Court of Session Act 1810
- Parliament of the United Kingdom
- Long title: An Act for abridging the form of extracting Decrees of the Court of Session in Scotland, and for the Regulation of certain Parts of the Proceedings of that Court.
- Citation: 50 Geo. 3. c. 112
- Territorial extent: United Kingdom

Dates
- Royal assent: 20 June 1810
- Commencement: 20 June 1810
- Repealed: 29 September 1988
- Amended by: Statute Law Revision Act 1872 (No. 2); Statute Law Revision Act 1888; Administration of Justice (Scotland) Act 1933;
- Repealed by: Court of Session Act 1988
- Relates to: Court of Session Act 1808; Administration of Justice (Scotland) Act 1809; Court of Session Act 1813;

Status: Repealed

Text of statute as originally enacted

= Court of Session Act 1810 =

Act of the Parliament of the United Kingdom

The Court of Session Act 1810 was an act of the Parliament of the United Kingdom (50 Geo. 3. c. 112) reforming Scotland's highest court, the Court of Session. This Act was a follow-up Act to the Court of Session Act 1808 (48 Geo. 3. c. 151) in reforming the Court of Session, creating the two divisions known as the Inner House and the Outer House.
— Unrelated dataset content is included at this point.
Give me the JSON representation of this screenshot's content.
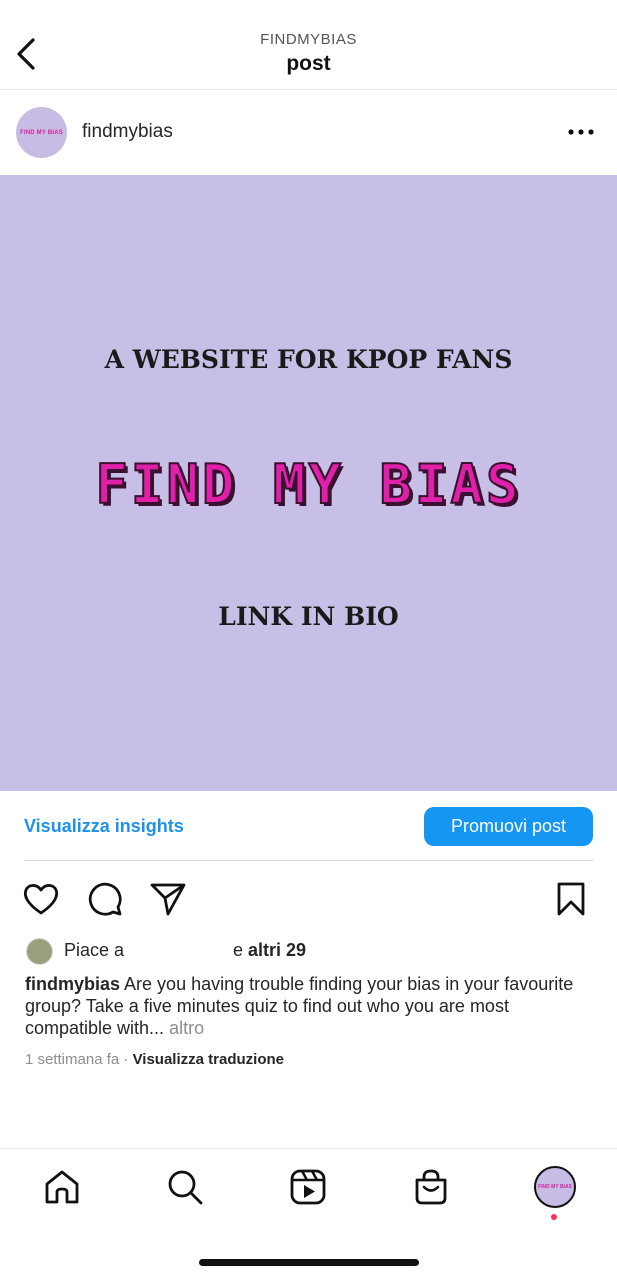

== Subsequent developments ==
Reform continued with the Court of Session Act 1813 (53 Geo. 3. c. 64) which created the final form of the Outer House, and the Jury Trials (Scotland) Act 1815 (55 Geo. 3. c. 42) which introduced trial by jury.

The whole act was repealed by section 52(2) of, and part I of schedule 2 to, the Court of Session Act 1988, which came into force on 29 September 1988.